Comparison to Other Libraries

| Feature | Repond | Redux | Zustand | MobX | |---------|--------|-------|---------|------| | Entity optimization | Built-in | Manual | Manual | Manual | | Performance scaling | O(changed items)* | O(subscribers) | O(subscribers) | O(observables) | | Declarative effects | Yes | Middleware | Manual | Reactions | | Type-safe string access | Yes | No | No | No | | Framework agnostic | Yes | Yes | Yes | Yes | | React hooks | Included | External | Built-in | Built-in | | Serializable state | Required | Yes | Yes | No | | Learning curve | Medium | High | Low | Medium |

* Repond processes only items that changed, regardless of total count.

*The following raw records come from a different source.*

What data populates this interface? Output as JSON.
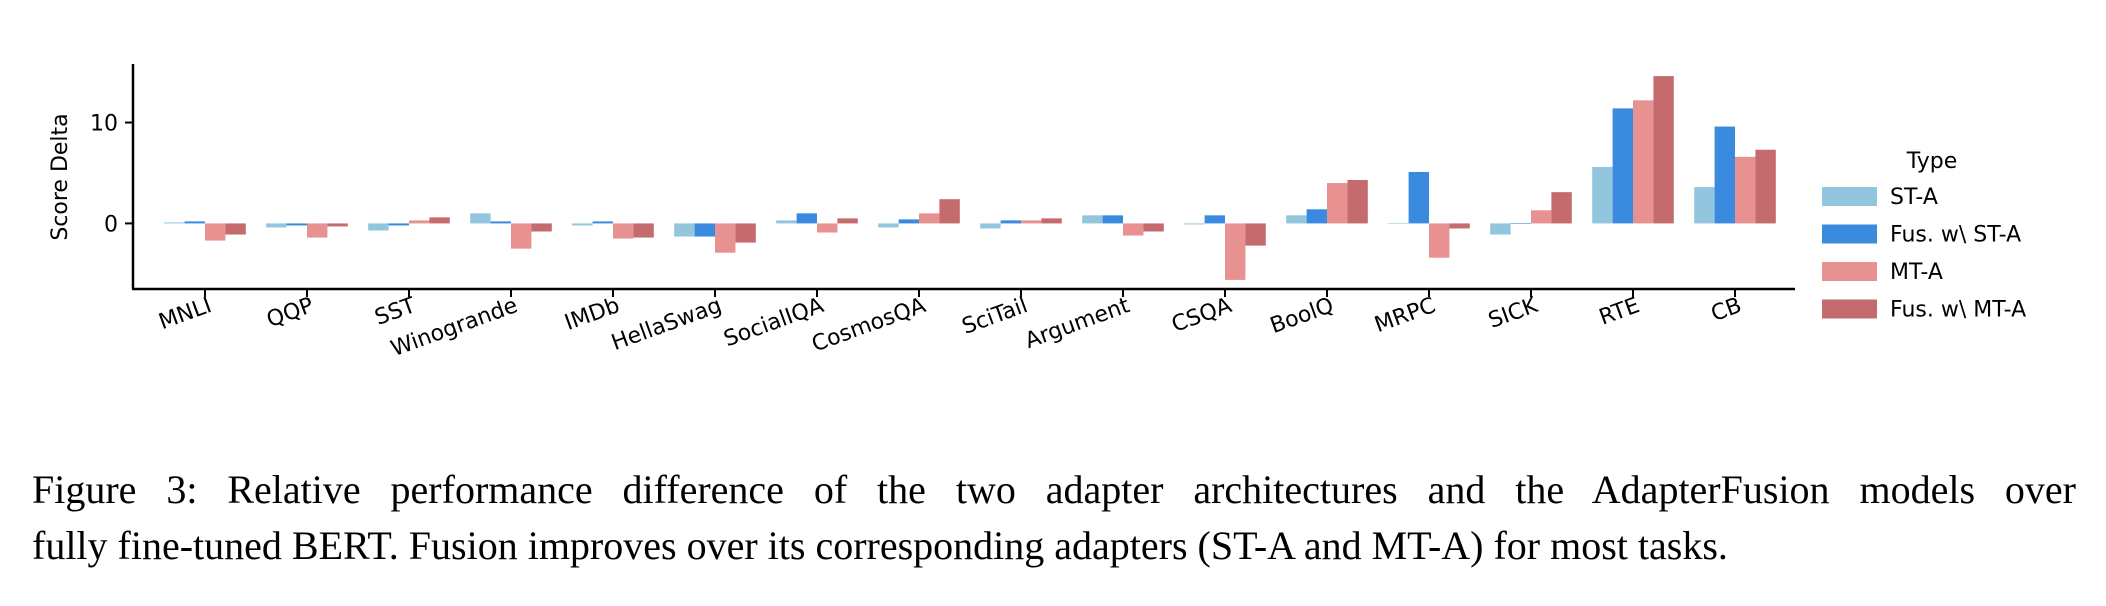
{
  "chart_data": {
    "type": "bar",
    "title": "",
    "xlabel": "",
    "ylabel": "Score Delta",
    "ylim": [
      -6.5,
      15.8
    ],
    "yticks": [
      0,
      10
    ],
    "grid": false,
    "legend_title": "Type",
    "legend_position": "right",
    "categories": [
      "MNLI",
      "QQP",
      "SST",
      "Winogrande",
      "IMDb",
      "HellaSwag",
      "SocialIQA",
      "CosmosQA",
      "SciTail",
      "Argument",
      "CSQA",
      "BoolQ",
      "MRPC",
      "SICK",
      "RTE",
      "CB"
    ],
    "series": [
      {
        "name": "ST-A",
        "color": "#92c5de",
        "values": [
          0.1,
          -0.4,
          -0.7,
          1.0,
          -0.2,
          -1.3,
          0.3,
          -0.4,
          -0.5,
          0.8,
          -0.1,
          0.8,
          0.0,
          -1.1,
          5.6,
          3.6
        ]
      },
      {
        "name": "Fus. w\\ ST-A",
        "color": "#3a8be0",
        "values": [
          0.2,
          -0.2,
          -0.2,
          0.2,
          0.2,
          -1.3,
          1.0,
          0.4,
          0.3,
          0.8,
          0.8,
          1.4,
          5.1,
          0.0,
          11.4,
          9.6
        ]
      },
      {
        "name": "MT-A",
        "color": "#e79191",
        "values": [
          -1.7,
          -1.4,
          0.3,
          -2.5,
          -1.5,
          -2.9,
          -0.9,
          1.0,
          0.3,
          -1.2,
          -5.6,
          4.0,
          -3.4,
          1.3,
          12.2,
          6.6
        ]
      },
      {
        "name": "Fus. w\\ MT-A",
        "color": "#c56b6e",
        "values": [
          -1.1,
          -0.3,
          0.6,
          -0.8,
          -1.4,
          -1.9,
          0.5,
          2.4,
          0.5,
          -0.8,
          -2.2,
          4.3,
          -0.5,
          3.1,
          14.6,
          7.3
        ]
      }
    ]
  },
  "caption": {
    "line1": "Figure 3:  Relative performance difference of the two adapter architectures and the AdapterFusion models over",
    "line2": "fully fine-tuned BERT. Fusion improves over its corresponding adapters (ST-A and MT-A) for most tasks."
  }
}
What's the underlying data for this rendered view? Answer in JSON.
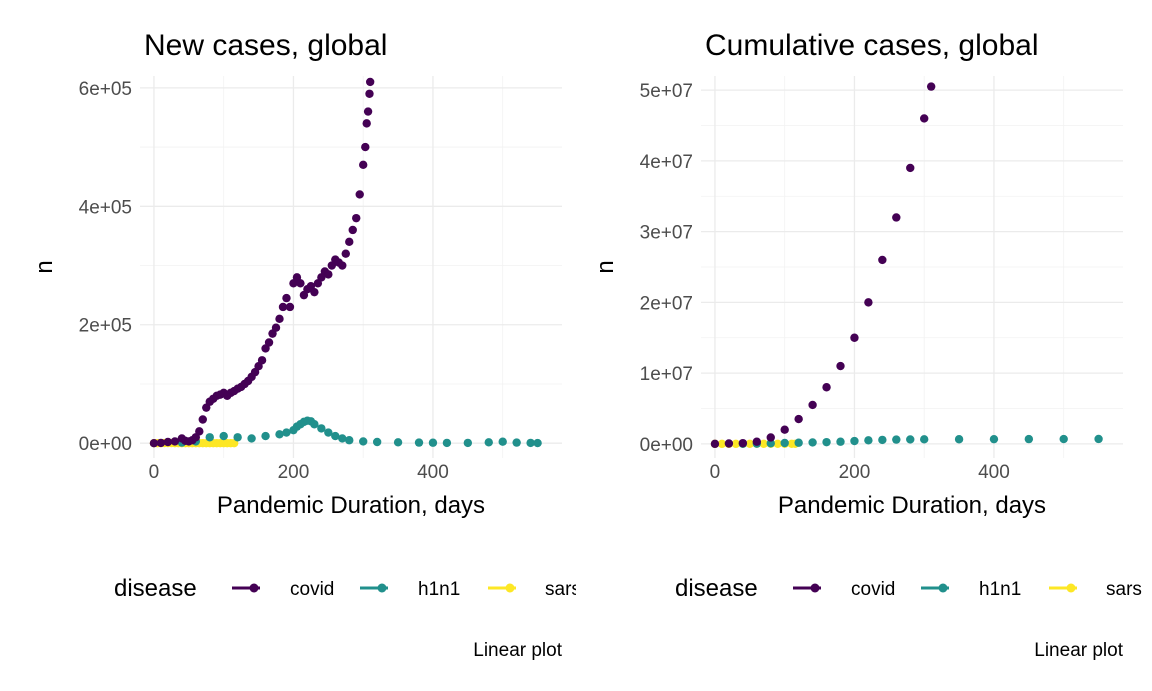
{
  "chart_data": [
    {
      "type": "scatter",
      "title": "New cases, global",
      "xlabel": "Pandemic Duration, days",
      "ylabel": "n",
      "xlim": [
        -20,
        585
      ],
      "ylim": [
        -25000,
        620000
      ],
      "x_ticks": [
        0,
        200,
        400
      ],
      "x_tick_labels": [
        "0",
        "200",
        "400"
      ],
      "y_ticks": [
        0,
        200000,
        400000,
        600000
      ],
      "y_tick_labels": [
        "0e+00",
        "2e+05",
        "4e+05",
        "6e+05"
      ],
      "grid": true,
      "legend": {
        "title": "disease",
        "position": "bottom"
      },
      "caption": "Linear plot",
      "series": [
        {
          "name": "covid",
          "color": "#440154",
          "x": [
            0,
            10,
            20,
            30,
            40,
            45,
            50,
            55,
            60,
            65,
            70,
            75,
            80,
            85,
            90,
            95,
            100,
            105,
            110,
            115,
            120,
            125,
            130,
            135,
            140,
            145,
            150,
            155,
            160,
            165,
            170,
            175,
            180,
            185,
            190,
            195,
            200,
            205,
            210,
            215,
            220,
            225,
            230,
            235,
            240,
            245,
            250,
            255,
            260,
            265,
            270,
            275,
            280,
            285,
            290,
            295,
            300,
            303,
            305,
            307,
            309,
            310
          ],
          "y": [
            0,
            500,
            2000,
            3000,
            8000,
            4000,
            3000,
            5000,
            10000,
            20000,
            40000,
            60000,
            70000,
            75000,
            80000,
            82000,
            85000,
            80000,
            85000,
            88000,
            92000,
            95000,
            100000,
            105000,
            112000,
            120000,
            130000,
            140000,
            160000,
            170000,
            185000,
            195000,
            210000,
            230000,
            245000,
            230000,
            270000,
            280000,
            270000,
            250000,
            260000,
            265000,
            255000,
            270000,
            280000,
            290000,
            285000,
            300000,
            310000,
            305000,
            300000,
            320000,
            340000,
            360000,
            380000,
            420000,
            470000,
            500000,
            540000,
            560000,
            590000,
            610000
          ]
        },
        {
          "name": "h1n1",
          "color": "#21908C",
          "x": [
            40,
            60,
            80,
            100,
            120,
            140,
            160,
            180,
            190,
            200,
            205,
            210,
            215,
            220,
            225,
            230,
            240,
            250,
            260,
            270,
            280,
            300,
            320,
            350,
            380,
            400,
            420,
            450,
            480,
            500,
            520,
            540,
            550
          ],
          "y": [
            1000,
            3000,
            10000,
            12000,
            10000,
            8000,
            12000,
            15000,
            18000,
            22000,
            28000,
            32000,
            36000,
            38000,
            37000,
            32000,
            25000,
            18000,
            12000,
            8000,
            5000,
            3000,
            2000,
            1500,
            1000,
            800,
            500,
            500,
            1500,
            2500,
            1000,
            500,
            200
          ]
        },
        {
          "name": "sars",
          "color": "#FDE725",
          "x": [
            0,
            5,
            10,
            15,
            20,
            25,
            30,
            35,
            40,
            45,
            50,
            55,
            60,
            65,
            70,
            75,
            80,
            85,
            90,
            95,
            100,
            105,
            110,
            115
          ],
          "y": [
            0,
            0,
            100,
            200,
            300,
            200,
            100,
            100,
            50,
            100,
            100,
            80,
            60,
            50,
            40,
            30,
            30,
            20,
            20,
            10,
            10,
            10,
            5,
            0
          ]
        }
      ]
    },
    {
      "type": "scatter",
      "title": "Cumulative cases, global",
      "xlabel": "Pandemic Duration, days",
      "ylabel": "n",
      "xlim": [
        -20,
        585
      ],
      "ylim": [
        -2000000,
        52000000
      ],
      "x_ticks": [
        0,
        200,
        400
      ],
      "x_tick_labels": [
        "0",
        "200",
        "400"
      ],
      "y_ticks": [
        0,
        10000000,
        20000000,
        30000000,
        40000000,
        50000000
      ],
      "y_tick_labels": [
        "0e+00",
        "1e+07",
        "2e+07",
        "3e+07",
        "4e+07",
        "5e+07"
      ],
      "grid": true,
      "legend": {
        "title": "disease",
        "position": "bottom"
      },
      "caption": "Linear plot",
      "series": [
        {
          "name": "covid",
          "color": "#440154",
          "x": [
            0,
            20,
            40,
            60,
            80,
            100,
            120,
            140,
            160,
            180,
            200,
            220,
            240,
            260,
            280,
            300,
            310
          ],
          "y": [
            0,
            50000,
            100000,
            300000,
            900000,
            2000000,
            3500000,
            5500000,
            8000000,
            11000000,
            15000000,
            20000000,
            26000000,
            32000000,
            39000000,
            46000000,
            50500000
          ]
        },
        {
          "name": "h1n1",
          "color": "#21908C",
          "x": [
            40,
            60,
            80,
            100,
            120,
            140,
            160,
            180,
            200,
            220,
            240,
            260,
            280,
            300,
            350,
            400,
            450,
            500,
            550
          ],
          "y": [
            10000,
            30000,
            80000,
            120000,
            160000,
            200000,
            240000,
            300000,
            400000,
            500000,
            560000,
            600000,
            620000,
            640000,
            650000,
            660000,
            670000,
            680000,
            690000
          ]
        },
        {
          "name": "sars",
          "color": "#FDE725",
          "x": [
            0,
            10,
            20,
            30,
            40,
            50,
            60,
            70,
            80,
            90,
            100,
            110,
            115
          ],
          "y": [
            0,
            100,
            500,
            1000,
            2000,
            3000,
            4000,
            5000,
            6000,
            7000,
            7500,
            8000,
            8100
          ]
        }
      ]
    }
  ]
}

Redux and Zustand can achieve similar performance with proper selector memoization, but Repond makes this optimization automatic for entity-based state.

Examples

Drag & Drop System

const draggableStore = {
  newState: () => ({
    position: { x: 0, y: 0 },
    targetPosition: { x: 0, y: 0 },
    isDragging: false,
  }),
  newRefs: () => ({
    element: null as HTMLElement | null,
  }),
};

// Animate toward target
const animationEffects = makeEffects((makeEffect) => ({
  smoothMove: makeEffect(
    (itemId) => {
      const state = getState("draggable", itemId);
      const newPos = {
        x: lerp(state.position.x, state.targetPosition.x, 0.1),
        y: lerp(state.position.y, state.targetPosition.y, 0.1),
      };
      setState("draggable", { position: newPos }, itemId);
    },
    { changes: ["draggable.targetPosition"], step: "animation" }
  ),
}));

3D Game Entities

const characterStore = {
  newState: () => ({
    position: { x: 0, y: 0, z: 0 },
    health: 100,
    isAlive: true,
  }),
  newRefs: () => ({
    mesh: null as THREE.Mesh | null,
  }),
};

// Update 3D mesh when position changes
const renderEffects = makeEffects((makeEffect) => ({
  updateMesh: makeEffect(
    (charId) => {
      const char = getState("character", charId);
      const mesh = getRefs("character", charId).mesh;
      if (mesh) {
        mesh.position.set(char.position.x, char.position.y, char.position.z);
      }
    },
    { changes: ["character.position"], step: "rendering", atStepEnd: true }
  ),
}));

Contributing

Contributions are welcome! Please:

1. Fork the repository
2. Create a feature branch (git checkout -b feature/amazing-feature)
3. Commit your changes (git commit -m 'Add amazing feature')
4. Push to the branch (git push origin feature/amazing-feature)
5. Open a Pull Request

Documentation

• CLAUDE.md - AI agent context and comprehensive reference
• DOCUMENTATION_CLARIFICATIONS.md - Design decisions and clarifications

License

MIT © [Your Name]

Acknowledgments

Built for real-time applications where performance matters and entity management is key.

Special thanks to the React, TypeScript, and state management communities for inspiration.